When you accidentally committed some changes to your branch you have various possibilities to “undo” that operation and add some more changes. One is to use
git amend to change the commit message or add new files. But what we want to take out all of the committed changes again and maybe even split them into separate commits. Let’s see how we can achieve that.
Note: This only holds if you did not yet push your changes to the remote repository
Instructor: [00:00] Let's assume we have the following situation. I have here one commit, this one, which has not already been pushed to the origin master, which we can see here. Origin master is one commit behind actually. If I want to modify that commit here, like adding a different file, I could just create that file and then use the git commit --amend to add that file again.
[00:22] What if I would like to change the entire commit, like I would exclude a file which I accidentally committed into that commit as well? To take that last commit again back into our staging area and out of the committed set of commits, we can use the following command. We can use git reset. We go one commit back.
[00:44] If you now do git status, we can see that I took out the entire commit. It's still in the staging area as if I had never committed it. Also, in the git log, it is no more there. What I can do now is to simply change the commit as I want.
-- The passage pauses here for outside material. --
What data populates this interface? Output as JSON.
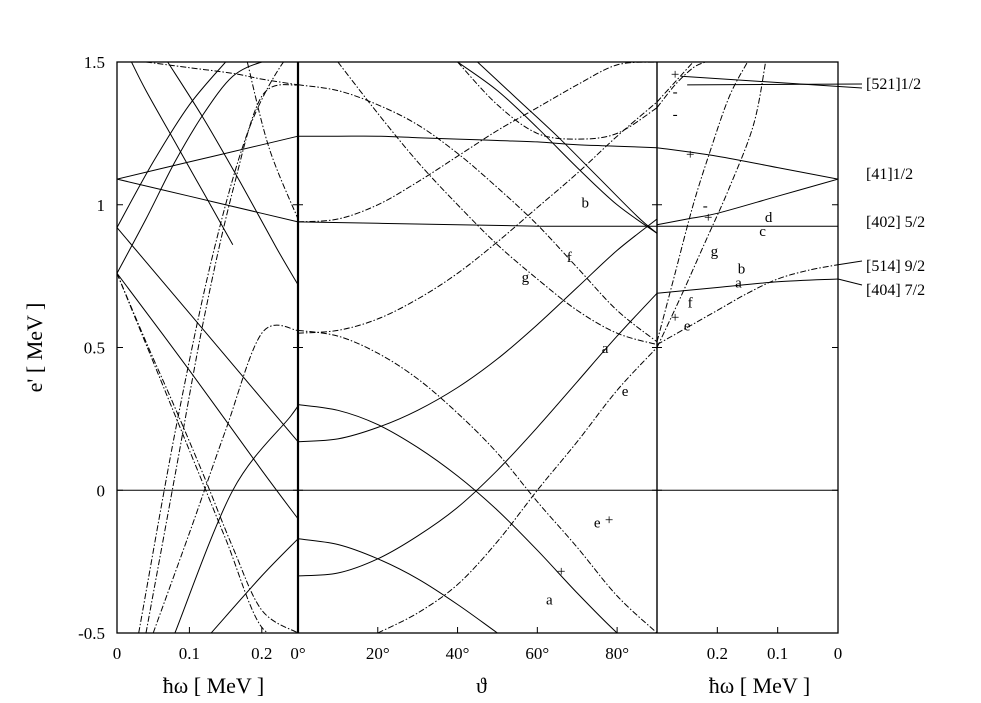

[01:00] I could, for instance, say that I want to commit here the src\app\shared folder. Let's add that to the staging area, to my whole full component and create a new commit, like this. Finally, then, I want to commit that app component. You can just do git add status. Here, we have the app component now in the staging area and create a new commit for that one.
[01:31] In the git log output, we can now see that we split it up one commit into two. We have now that add new [inaudible] component and then on top of it, the apply [inaudible] component in our app component.